И настояла на своем: осталась в труппе при помощи Елены Сергеевны, которая отнеслась к упрямству Кругликовой с каким-то капризным, насмешливым любопытством, точно ей доставляло удовольствие дразнить Берлогу, — вот, мол, каким сокровищем наградил ты наше дело!

Берлога неистовствовал:

— Я вместо полутораста триста готов заплатить, только — чтобы не ходила она по сцене куклою поющею! Пойми, Леля: у меня к ней ненависть является, когда она нотки свои выводит, ручками разводит, глазками хлопает и бедрами такт считает… Манекен! Автомат! Фигура из «Сказок Гофмана»! [140]

Савицкая трунила:

— Твои триста Настасье Николаевне не так выгодны, как мои сто пятьдесят.

— Это почему?

— Да потому, что все, что ты получаешь, и без того в ее полном распоряжении, а это — лишек, ее личный заработок. Она его целиком в банк кладет.

— О Господи!

— И нечего стенать: очень благоразумно.

— Тебе нравится?

— А!.. Я люблю, чтобы женщина устраивала себе обеспеченный уголок, независимый от мужчины!

— Ты феминизм проповедуешь? Давно ли?

— Всегда такою была!

— Объект-то, душа моя, уже очень неподходящий.

Елена Сергеевна улыбалась глазами и говорила:

— Тебе лучше знать.

В конце концов Берлога смирился и отстоял себе, по безмолвному соглашению не столько с директрисою, сколько с Морицем Раймондовичем Рахе, лишь одно право: чтобы «Настасью» никогда не назначали в оперы с его участием. В спектакли, когда она пела, он тоже никогда не заглядывал в театр. А если слышал на репетициях, то морщился, охал, становился не в духе…

— Да за что ты так против кумы? — изумлялся на эту болезненную идиосинкразию Захар Кереметев. — Совсем уже не так дурно: в ритме тверда, интонации чистенькие… Бывают хуже!

— Ох, уж лучше бы она и фальшивила, и врозь с оркестром шла!..

— Чудак!

— Пойми ты: убивает меня ее чириканье… Когда она поет, мне кажется, что в ней воплощается вся пошлость, которая есть в оперном искусстве… и всех нас отравляет!

— Дон Кихот!

— Я-то, конечно, Дон Кихот, а вот она — поет, как Санчо Панса, если бы вырядить его в юбку и выучить делать трели… Да нет, впрочем!

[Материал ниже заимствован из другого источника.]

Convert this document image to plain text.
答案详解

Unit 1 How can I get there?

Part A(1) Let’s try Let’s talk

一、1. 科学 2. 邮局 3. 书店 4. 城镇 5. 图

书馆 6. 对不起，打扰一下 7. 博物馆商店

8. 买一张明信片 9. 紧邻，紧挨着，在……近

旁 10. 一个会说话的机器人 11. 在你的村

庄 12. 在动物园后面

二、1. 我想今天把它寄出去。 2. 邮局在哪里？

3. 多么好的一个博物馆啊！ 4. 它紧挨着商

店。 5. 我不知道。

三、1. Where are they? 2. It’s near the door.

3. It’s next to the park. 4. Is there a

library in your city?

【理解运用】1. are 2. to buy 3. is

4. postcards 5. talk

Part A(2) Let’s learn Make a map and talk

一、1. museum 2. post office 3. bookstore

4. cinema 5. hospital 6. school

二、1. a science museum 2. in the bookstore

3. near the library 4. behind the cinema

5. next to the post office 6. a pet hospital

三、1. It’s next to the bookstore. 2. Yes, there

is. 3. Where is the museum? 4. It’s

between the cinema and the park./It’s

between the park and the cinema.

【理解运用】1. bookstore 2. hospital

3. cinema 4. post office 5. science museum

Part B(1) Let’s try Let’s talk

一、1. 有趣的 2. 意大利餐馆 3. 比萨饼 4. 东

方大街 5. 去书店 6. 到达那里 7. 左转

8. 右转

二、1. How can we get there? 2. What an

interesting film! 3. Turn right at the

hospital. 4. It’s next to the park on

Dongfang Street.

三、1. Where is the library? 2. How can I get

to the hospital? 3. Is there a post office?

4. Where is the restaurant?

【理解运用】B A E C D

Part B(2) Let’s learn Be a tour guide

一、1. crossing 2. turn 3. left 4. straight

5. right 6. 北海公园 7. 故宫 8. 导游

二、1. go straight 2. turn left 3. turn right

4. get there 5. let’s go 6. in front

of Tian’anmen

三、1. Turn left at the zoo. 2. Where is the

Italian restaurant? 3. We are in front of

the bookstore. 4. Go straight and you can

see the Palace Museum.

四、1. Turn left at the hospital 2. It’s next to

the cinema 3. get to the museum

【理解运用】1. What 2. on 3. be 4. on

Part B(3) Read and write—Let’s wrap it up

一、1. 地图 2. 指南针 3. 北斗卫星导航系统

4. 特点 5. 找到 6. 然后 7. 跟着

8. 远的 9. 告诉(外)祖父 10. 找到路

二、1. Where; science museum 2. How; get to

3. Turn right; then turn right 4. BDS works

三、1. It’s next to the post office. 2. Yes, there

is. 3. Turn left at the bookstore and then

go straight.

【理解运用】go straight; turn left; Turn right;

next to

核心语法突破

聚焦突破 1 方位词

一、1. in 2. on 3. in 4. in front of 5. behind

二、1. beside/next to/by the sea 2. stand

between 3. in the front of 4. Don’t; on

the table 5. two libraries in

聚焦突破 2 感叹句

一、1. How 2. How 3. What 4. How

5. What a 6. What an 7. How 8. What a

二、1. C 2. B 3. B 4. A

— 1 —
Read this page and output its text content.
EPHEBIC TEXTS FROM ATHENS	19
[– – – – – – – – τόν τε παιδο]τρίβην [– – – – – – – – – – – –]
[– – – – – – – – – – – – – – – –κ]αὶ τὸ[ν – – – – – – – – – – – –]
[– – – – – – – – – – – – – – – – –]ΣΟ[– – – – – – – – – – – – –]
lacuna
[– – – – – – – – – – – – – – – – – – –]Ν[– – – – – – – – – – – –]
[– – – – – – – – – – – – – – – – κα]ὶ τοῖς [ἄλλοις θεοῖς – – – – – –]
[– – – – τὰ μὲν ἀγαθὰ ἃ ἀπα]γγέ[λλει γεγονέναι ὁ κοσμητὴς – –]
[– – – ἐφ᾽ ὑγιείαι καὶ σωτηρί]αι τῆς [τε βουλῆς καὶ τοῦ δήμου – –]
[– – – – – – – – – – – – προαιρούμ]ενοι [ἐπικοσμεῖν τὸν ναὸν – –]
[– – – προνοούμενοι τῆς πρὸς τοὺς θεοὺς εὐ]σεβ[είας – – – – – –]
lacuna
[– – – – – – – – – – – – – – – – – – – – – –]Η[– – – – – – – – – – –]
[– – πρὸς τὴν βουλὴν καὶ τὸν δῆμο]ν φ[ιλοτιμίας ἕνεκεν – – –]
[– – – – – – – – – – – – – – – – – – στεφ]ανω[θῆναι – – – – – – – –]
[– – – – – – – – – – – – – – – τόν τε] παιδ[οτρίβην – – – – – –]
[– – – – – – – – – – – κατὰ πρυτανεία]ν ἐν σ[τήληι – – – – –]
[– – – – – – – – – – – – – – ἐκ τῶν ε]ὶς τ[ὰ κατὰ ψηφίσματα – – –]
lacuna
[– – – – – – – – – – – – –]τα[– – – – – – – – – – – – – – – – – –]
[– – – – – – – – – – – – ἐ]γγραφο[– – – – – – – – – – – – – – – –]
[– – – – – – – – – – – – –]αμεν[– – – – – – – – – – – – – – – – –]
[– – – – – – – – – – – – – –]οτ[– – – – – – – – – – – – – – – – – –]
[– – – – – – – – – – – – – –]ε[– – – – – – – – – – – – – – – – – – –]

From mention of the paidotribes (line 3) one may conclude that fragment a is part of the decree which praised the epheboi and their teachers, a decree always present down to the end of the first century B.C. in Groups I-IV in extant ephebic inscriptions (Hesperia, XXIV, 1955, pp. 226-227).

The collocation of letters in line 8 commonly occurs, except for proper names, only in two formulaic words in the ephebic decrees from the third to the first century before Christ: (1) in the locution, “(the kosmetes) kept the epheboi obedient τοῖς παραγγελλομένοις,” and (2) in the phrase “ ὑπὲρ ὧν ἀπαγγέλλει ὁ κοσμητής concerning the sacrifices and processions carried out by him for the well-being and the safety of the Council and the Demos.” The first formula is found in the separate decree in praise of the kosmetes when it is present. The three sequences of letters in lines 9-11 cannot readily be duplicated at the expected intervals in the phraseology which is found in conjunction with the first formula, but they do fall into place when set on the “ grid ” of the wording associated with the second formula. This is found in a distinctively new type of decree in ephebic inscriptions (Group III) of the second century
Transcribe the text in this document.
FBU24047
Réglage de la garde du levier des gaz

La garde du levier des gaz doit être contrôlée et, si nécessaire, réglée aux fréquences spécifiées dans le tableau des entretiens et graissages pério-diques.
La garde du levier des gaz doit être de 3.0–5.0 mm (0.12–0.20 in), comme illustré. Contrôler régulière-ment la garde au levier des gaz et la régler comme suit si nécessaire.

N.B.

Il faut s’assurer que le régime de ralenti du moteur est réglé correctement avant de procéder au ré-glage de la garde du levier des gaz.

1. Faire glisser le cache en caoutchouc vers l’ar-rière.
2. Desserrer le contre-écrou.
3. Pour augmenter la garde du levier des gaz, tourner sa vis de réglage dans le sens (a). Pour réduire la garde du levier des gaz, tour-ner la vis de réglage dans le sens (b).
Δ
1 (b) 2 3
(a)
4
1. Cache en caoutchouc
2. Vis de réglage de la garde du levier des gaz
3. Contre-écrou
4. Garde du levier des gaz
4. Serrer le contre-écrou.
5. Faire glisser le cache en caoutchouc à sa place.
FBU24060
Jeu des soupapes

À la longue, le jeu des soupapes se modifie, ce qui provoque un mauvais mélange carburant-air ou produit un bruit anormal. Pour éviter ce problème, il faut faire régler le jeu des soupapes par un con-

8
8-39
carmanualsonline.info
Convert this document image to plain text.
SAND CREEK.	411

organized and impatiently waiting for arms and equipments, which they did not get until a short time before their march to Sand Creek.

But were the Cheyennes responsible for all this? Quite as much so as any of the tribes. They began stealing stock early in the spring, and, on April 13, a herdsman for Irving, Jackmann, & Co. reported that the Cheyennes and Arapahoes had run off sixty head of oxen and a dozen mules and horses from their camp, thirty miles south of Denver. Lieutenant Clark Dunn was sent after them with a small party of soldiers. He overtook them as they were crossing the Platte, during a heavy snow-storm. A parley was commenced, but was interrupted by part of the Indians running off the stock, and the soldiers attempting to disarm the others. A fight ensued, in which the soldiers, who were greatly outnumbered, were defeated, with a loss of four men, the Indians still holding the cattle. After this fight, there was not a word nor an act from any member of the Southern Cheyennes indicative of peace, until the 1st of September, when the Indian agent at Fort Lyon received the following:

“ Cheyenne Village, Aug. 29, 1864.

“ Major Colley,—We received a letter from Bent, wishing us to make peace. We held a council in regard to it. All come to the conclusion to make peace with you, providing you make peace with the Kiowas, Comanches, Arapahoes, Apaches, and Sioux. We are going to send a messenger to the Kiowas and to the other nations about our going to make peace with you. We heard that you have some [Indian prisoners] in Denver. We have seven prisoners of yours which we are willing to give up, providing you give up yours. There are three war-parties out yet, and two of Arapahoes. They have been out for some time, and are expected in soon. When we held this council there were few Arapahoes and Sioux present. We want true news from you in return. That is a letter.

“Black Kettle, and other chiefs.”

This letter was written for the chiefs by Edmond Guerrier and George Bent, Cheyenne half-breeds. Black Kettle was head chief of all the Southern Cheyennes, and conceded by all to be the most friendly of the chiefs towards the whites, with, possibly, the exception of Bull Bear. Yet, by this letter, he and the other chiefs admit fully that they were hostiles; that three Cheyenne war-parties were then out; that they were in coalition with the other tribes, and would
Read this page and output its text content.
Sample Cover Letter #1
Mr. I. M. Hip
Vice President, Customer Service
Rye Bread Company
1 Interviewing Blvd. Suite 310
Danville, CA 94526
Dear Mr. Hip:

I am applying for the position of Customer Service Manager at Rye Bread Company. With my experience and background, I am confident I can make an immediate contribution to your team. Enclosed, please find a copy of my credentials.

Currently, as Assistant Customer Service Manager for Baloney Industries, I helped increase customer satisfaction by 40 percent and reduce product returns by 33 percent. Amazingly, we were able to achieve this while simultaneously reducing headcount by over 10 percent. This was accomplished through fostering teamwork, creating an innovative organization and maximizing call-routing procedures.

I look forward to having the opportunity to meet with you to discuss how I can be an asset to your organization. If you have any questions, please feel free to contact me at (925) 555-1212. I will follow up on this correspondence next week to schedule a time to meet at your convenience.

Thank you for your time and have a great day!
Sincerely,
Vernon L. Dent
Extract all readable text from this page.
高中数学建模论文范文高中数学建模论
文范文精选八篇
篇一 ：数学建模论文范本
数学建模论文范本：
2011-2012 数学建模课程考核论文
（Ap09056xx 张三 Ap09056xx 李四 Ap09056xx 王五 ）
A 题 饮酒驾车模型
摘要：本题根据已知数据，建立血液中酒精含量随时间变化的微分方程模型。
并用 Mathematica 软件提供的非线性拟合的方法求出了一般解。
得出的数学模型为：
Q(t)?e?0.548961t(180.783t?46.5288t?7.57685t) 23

Санчо Панса не противен, а она, когда поет, противна… Она… знаешь, что она?

— Ну?

— Она — тот дрозд-филистер, который довел до бешенства Гейне, потому что, сколько он ни пел, все у него выходило одно и то же: «Тра-ла-ле-ли-ра! Какая прекрасная температура!»

Практичность и денежная жадность Настасьи Николаевны вошли в пословицу за кулисами. Все ее поддразнивали на этот счет — кто как умел, она ни на кого не обижалась и никем не убеждалась.

вернуться

140

«Сказки Гофмана» (1880) — опера композитора, дирижера, виолончелиста, основоположника классической оперетты Жака Оффенбаха (наст, имя и фам. Якоб Эбершт; 1819–1880). В основе этой оперы — новеллы Эрнста Теодора Амадея Гофмана (1776–1822).